Bahn prüft Änderungen

Auch dabei geht es um Massen, jene, die aus den Gruben und Tunneln herausgebracht und aus der Stadt geschafft werden müssen. Dabei tüftelt die Bahn weiter an Details ihres Logistikkonzepts. Fest steht dabei mittlerweile, dass der Tunnel von der City Richtung Bad Cannstatt nur zu einem kurzen Teil von der Baugrube an der Jägerstraße in der Innenstadt aus gegraben wird. Stattdessen arbeiten sich die Mineure deutlich länger von einer Baustelle am Nordbahnhof aus in Richtung Hauptbahnhof vor. Das anfallende Erdreich wird durch die Tunnelröhren zum Nordbahnhof gefahren, wo es auf Zügen zum Abtransport landet. Das spare 40 000 Lastwagenfahrten über das oberirdische Baustraßennetz, erklärt Manfred Leger.
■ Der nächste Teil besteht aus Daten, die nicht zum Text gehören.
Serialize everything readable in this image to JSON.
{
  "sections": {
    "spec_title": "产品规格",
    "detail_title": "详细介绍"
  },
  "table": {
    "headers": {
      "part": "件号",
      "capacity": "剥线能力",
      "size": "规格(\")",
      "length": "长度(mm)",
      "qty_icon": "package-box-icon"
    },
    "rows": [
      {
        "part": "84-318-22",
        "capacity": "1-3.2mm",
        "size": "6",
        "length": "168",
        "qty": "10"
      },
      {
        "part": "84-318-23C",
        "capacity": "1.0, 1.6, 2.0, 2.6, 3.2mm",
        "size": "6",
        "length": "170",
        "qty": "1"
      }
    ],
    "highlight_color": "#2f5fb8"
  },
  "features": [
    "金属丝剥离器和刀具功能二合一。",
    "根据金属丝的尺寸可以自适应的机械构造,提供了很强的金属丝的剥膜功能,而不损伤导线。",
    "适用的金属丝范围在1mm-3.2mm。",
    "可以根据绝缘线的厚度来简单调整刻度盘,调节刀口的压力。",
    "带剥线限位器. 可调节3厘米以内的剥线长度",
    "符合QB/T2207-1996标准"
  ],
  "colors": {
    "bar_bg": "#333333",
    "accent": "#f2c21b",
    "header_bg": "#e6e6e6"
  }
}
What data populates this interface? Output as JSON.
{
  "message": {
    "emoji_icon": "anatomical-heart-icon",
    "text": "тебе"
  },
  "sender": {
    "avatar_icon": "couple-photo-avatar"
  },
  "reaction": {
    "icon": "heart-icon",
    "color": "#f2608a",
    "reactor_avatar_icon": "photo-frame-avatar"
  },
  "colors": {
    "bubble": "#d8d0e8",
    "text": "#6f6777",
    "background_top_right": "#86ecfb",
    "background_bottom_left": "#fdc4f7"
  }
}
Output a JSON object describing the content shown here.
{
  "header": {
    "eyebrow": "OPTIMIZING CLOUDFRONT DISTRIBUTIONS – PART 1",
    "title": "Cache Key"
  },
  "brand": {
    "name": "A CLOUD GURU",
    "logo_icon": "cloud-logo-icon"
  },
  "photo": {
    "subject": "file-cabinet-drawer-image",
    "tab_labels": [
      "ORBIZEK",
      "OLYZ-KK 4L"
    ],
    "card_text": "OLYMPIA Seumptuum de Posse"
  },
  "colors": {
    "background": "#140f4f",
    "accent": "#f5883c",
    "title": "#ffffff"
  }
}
Änderungen gegenüber dem ursprünglichen Konzept zeichnen sich auch beim Bau der Röhren von Feuerbach zum Hauptbahnhof ab. Für diesen Tunnel hat die Bahn eine Baustelle am Pragtunnel eingerichtet, deren Anschluss ans Baustraßennetz noch nicht vollendet ist. Nun prüfen die S-21-Bauer, ob sich die Erdmassen nicht direkt vor Ort auf die Schiene umladen lassen, statt sie erst per Lastwagen auf die Logistikfläche am Nordbahnhof zu karren. Allerdings gelte es noch offene Fragen des Lärmschutzes zu klären. Schließlich ist die nächste Wohnbebauung nicht weit entfernt.

Auf der großen Umschlagfläche in Sichtweite des S-Bahn-Halts Nordbahnhof war eine der Stationen der Premierenfahrt. Nach Art und Güteklasse getrennt, wird dort Erde auf die Schiene verladen. Bis Ende April haben auf diese Weise 700 Züge, ­jeder mit 1000 Tonnen Abraum beladen, die Landeshauptstadt verlassen. Insgesamt gilt es, 8,5 Millionen Tonnen Erde und Gestein fortzuschaffen. 13 Fuhren werden derzeit täglich auf die Reise geschickt, diese Zahl ließe sich erhöhen, wenn auch direkt am Pragtunnel verladen werden könnte. Viel Spielraum haben die S-21-Bauer nicht. Auf der Logistikfläche ist Platz, um 41 000 Tonnen Material zwischenzulagern, eine Menge, die die Mineure derzeit wöchentlich zu Tage fördern. Der Abtransport sei aber auch in Zeiten des Lokführerausstands nicht gefährdet, erklärte Manfred Leger. Man arbeite mit einem Unternehmen zusammen, das nicht bestreikt wird.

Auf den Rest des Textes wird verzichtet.